I have a Fortran type I defined as mean_covar like below,

type :: mean_covar
    real(kind=r8), allocatable :: mu(:,:)
    real(kind=r8), allocatable :: sigma(:,:)
    real(kind=r8) :: w
end type

So that I can set some variable as type Mean_covar.

I want to define the same thing in Julia, I know Julia has something called struct, with mutable property its fields can be changed. So I did a very simply thing like,

mutable struct Mean_covar
    mu::Array{Float64,2}
end

Then I define,

musigma = Mean_covar(Array{Float64,2}(undef,2,2))

so I can then set musigma.mu as any 2d array I want.

But I just wonder, does it has to be so cumbersome when defining musigma (need to set the value of each fields)?
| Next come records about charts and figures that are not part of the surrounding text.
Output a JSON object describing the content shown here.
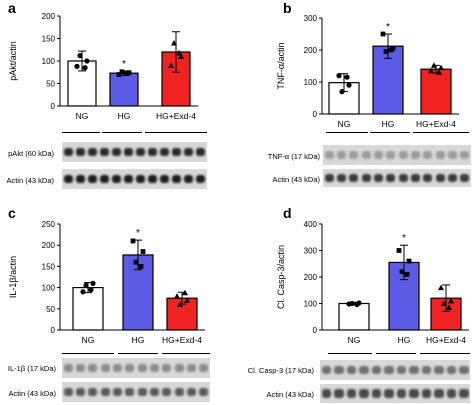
{
  "chart_data": [
    {
      "panel": "a",
      "type": "bar",
      "categories": [
        "NG",
        "HG",
        "HG+Exd-4"
      ],
      "values": [
        100,
        73,
        120
      ],
      "errors": [
        22,
        5,
        45
      ],
      "points": [
        [
          88,
          100,
          112,
          85
        ],
        [
          70,
          74,
          76,
          72
        ],
        [
          90,
          110,
          140,
          118
        ]
      ],
      "significance": [
        "",
        "*",
        ""
      ],
      "ylabel": "pAkt/actin",
      "ylim": [
        0,
        200
      ],
      "yticks": [
        0,
        50,
        100,
        150,
        200
      ],
      "bar_colors": [
        "#ffffff",
        "#5b5be6",
        "#f02222"
      ],
      "blots": [
        {
          "label": "pAkt (60 kDa)"
        },
        {
          "label": "Actin (43 kDa)"
        }
      ]
    },
    {
      "panel": "b",
      "type": "bar",
      "categories": [
        "NG",
        "HG",
        "HG+Exd-4"
      ],
      "values": [
        98,
        212,
        140
      ],
      "errors": [
        28,
        38,
        12
      ],
      "points": [
        [
          120,
          90,
          70,
          115
        ],
        [
          250,
          205,
          195,
          200
        ],
        [
          135,
          145,
          152,
          130
        ]
      ],
      "significance": [
        "",
        "*",
        ""
      ],
      "ylabel": "TNF-α/actin",
      "ylim": [
        0,
        300
      ],
      "yticks": [
        0,
        100,
        200,
        300
      ],
      "bar_colors": [
        "#ffffff",
        "#5b5be6",
        "#f02222"
      ],
      "blots": [
        {
          "label": "TNF-α (17 kDa)"
        },
        {
          "label": "Actin (43 kDa)"
        }
      ]
    },
    {
      "panel": "c",
      "type": "bar",
      "categories": [
        "NG",
        "HG",
        "HG+Exd-4"
      ],
      "values": [
        100,
        177,
        75
      ],
      "errors": [
        12,
        35,
        14
      ],
      "points": [
        [
          90,
          110,
          105,
          95
        ],
        [
          210,
          185,
          160,
          150
        ],
        [
          80,
          70,
          60,
          88
        ]
      ],
      "significance": [
        "",
        "*",
        ""
      ],
      "ylabel": "IL-1β/actin",
      "ylim": [
        0,
        250
      ],
      "yticks": [
        0,
        50,
        100,
        150,
        200,
        250
      ],
      "bar_colors": [
        "#ffffff",
        "#5b5be6",
        "#f02222"
      ],
      "blots": [
        {
          "label": "IL-1β (17 kDa)"
        },
        {
          "label": "Actin (43 kDa)"
        }
      ]
    },
    {
      "panel": "d",
      "type": "bar",
      "categories": [
        "NG",
        "HG",
        "HG+Exd-4"
      ],
      "values": [
        100,
        255,
        120
      ],
      "errors": [
        5,
        65,
        50
      ],
      "points": [
        [
          98,
          102,
          100,
          96
        ],
        [
          300,
          260,
          220,
          210
        ],
        [
          160,
          110,
          100,
          85
        ]
      ],
      "significance": [
        "",
        "*",
        ""
      ],
      "ylabel": "Cl. Casp-3/actin",
      "ylim": [
        0,
        400
      ],
      "yticks": [
        0,
        100,
        200,
        300,
        400
      ],
      "bar_colors": [
        "#ffffff",
        "#5b5be6",
        "#f02222"
      ],
      "blots": [
        {
          "label": "Cl. Casp-3 (17 kDa)"
        },
        {
          "label": "Actin (43 kDa)"
        }
      ]
    }
  ]
}
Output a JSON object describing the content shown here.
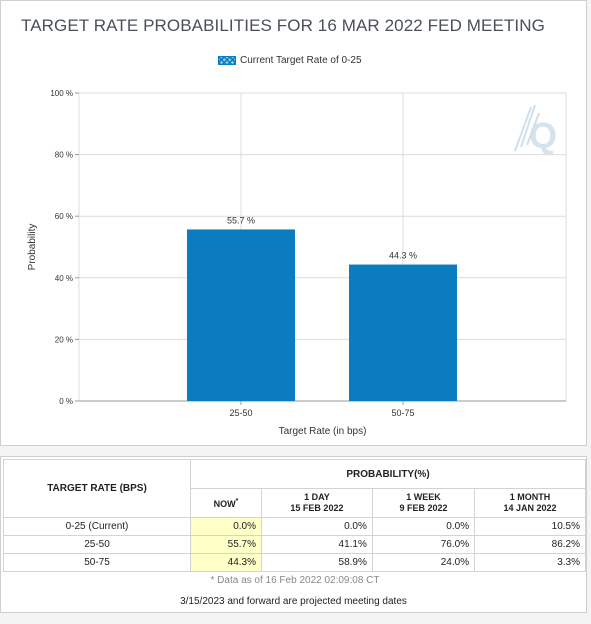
{
  "chart_data": {
    "type": "bar",
    "title": "TARGET RATE PROBABILITIES FOR 16 MAR 2022 FED MEETING",
    "legend": "Current Target Rate of 0-25",
    "xlabel": "Target Rate (in bps)",
    "ylabel": "Probability",
    "categories": [
      "25-50",
      "50-75"
    ],
    "values": [
      55.7,
      44.3
    ],
    "value_labels": [
      "55.7 %",
      "44.3 %"
    ],
    "ylim": [
      0,
      100
    ],
    "yticks": [
      0,
      20,
      40,
      60,
      80,
      100
    ],
    "ytick_labels": [
      "0 %",
      "20 %",
      "40 %",
      "60 %",
      "80 %",
      "100 %"
    ],
    "grid": true,
    "bar_color": "#0b7cc0"
  },
  "table": {
    "rate_header": "TARGET RATE (BPS)",
    "prob_header": "PROBABILITY(%)",
    "col_now": "NOW",
    "col_now_mark": "*",
    "col_1day": [
      "1 DAY",
      "15 FEB 2022"
    ],
    "col_1week": [
      "1 WEEK",
      "9 FEB 2022"
    ],
    "col_1month": [
      "1 MONTH",
      "14 JAN 2022"
    ],
    "rows": [
      {
        "rate": "0-25 (Current)",
        "now": "0.0%",
        "day": "0.0%",
        "week": "0.0%",
        "month": "10.5%"
      },
      {
        "rate": "25-50",
        "now": "55.7%",
        "day": "41.1%",
        "week": "76.0%",
        "month": "86.2%"
      },
      {
        "rate": "50-75",
        "now": "44.3%",
        "day": "58.9%",
        "week": "24.0%",
        "month": "3.3%"
      }
    ],
    "data_note": "* Data as of 16 Feb 2022 02:09:08 CT"
  },
  "projected_note": "3/15/2023 and forward are projected meeting dates",
  "watermark": "Q",
  "now_highlight_color": "#ffffc8"
}
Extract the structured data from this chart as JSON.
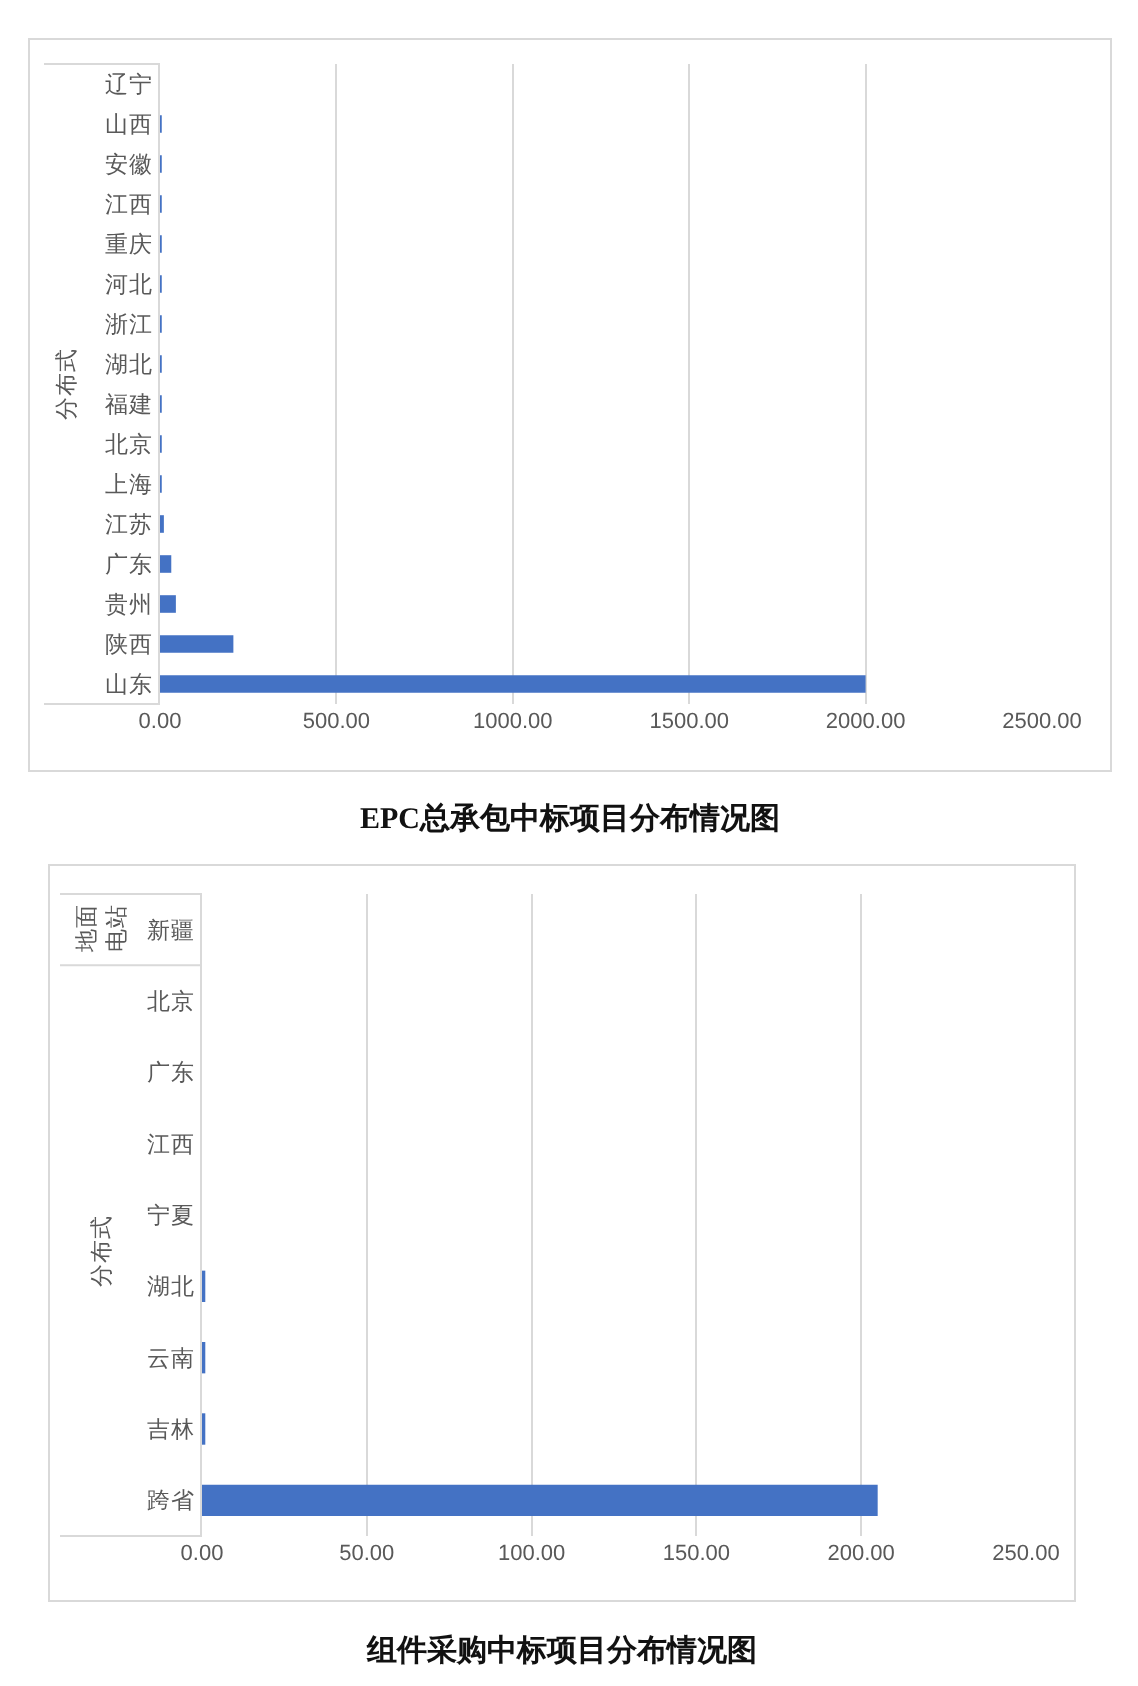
{
  "chart_data": [
    {
      "type": "bar",
      "orientation": "horizontal",
      "title": "EPC总承包中标项目分布情况图",
      "categories": [
        "辽宁",
        "山西",
        "安徽",
        "江西",
        "重庆",
        "河北",
        "浙江",
        "湖北",
        "福建",
        "北京",
        "上海",
        "江苏",
        "广东",
        "贵州",
        "陕西",
        "山东"
      ],
      "values": [
        0,
        5,
        5,
        5,
        5,
        5,
        5,
        5,
        5,
        5,
        5,
        11,
        32,
        45,
        208,
        2000
      ],
      "color": "#4472c4",
      "xlim": [
        0,
        2500
      ],
      "xticks": [
        {
          "value": 0,
          "label": "0.00"
        },
        {
          "value": 500,
          "label": "500.00"
        },
        {
          "value": 1000,
          "label": "1000.00"
        },
        {
          "value": 1500,
          "label": "1500.00"
        },
        {
          "value": 2000,
          "label": "2000.00"
        },
        {
          "value": 2500,
          "label": "2500.00"
        }
      ],
      "grid": "x",
      "annotations": [
        "分布式"
      ]
    },
    {
      "type": "bar",
      "orientation": "horizontal",
      "title": "组件采购中标项目分布情况图",
      "categories": [
        "新疆",
        "北京",
        "广东",
        "江西",
        "宁夏",
        "湖北",
        "云南",
        "吉林",
        "跨省"
      ],
      "values": [
        0,
        0,
        0,
        0,
        0,
        1,
        1,
        1,
        205
      ],
      "color": "#4472c4",
      "xlim": [
        0,
        250
      ],
      "xticks": [
        {
          "value": 0,
          "label": "0.00"
        },
        {
          "value": 50,
          "label": "50.00"
        },
        {
          "value": 100,
          "label": "100.00"
        },
        {
          "value": 150,
          "label": "150.00"
        },
        {
          "value": 200,
          "label": "200.00"
        },
        {
          "value": 250,
          "label": "250.00"
        }
      ],
      "grid": "x",
      "annotations": [
        "地面电站",
        "分布式"
      ]
    }
  ]
}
Can I just simply do

musigma::Mean_covar

But this give me an error,

UndefVarError: musigma not defined

Answer 1

I am not exactly sure how you want to structure your data but you could do:

struct MeanCovar
    mu::Matrix{Float64}
    MeanCovar(n) = new(zeros(n,n))
end

This could be used as simple as:

julia> m = MeanCovar(2)
MeanCovar([0.0 0.0; 0.0 0.0])

Note that when you know the size of MeanCovar it can be not mutable since you can still mutate the values in mu, as mu hold only reference to the array.

julia> m.mu[1,1] = 66
66

julia> m.mu
2×2 Matrix{Float64}:
 66.0  0.0
  0.0  0.0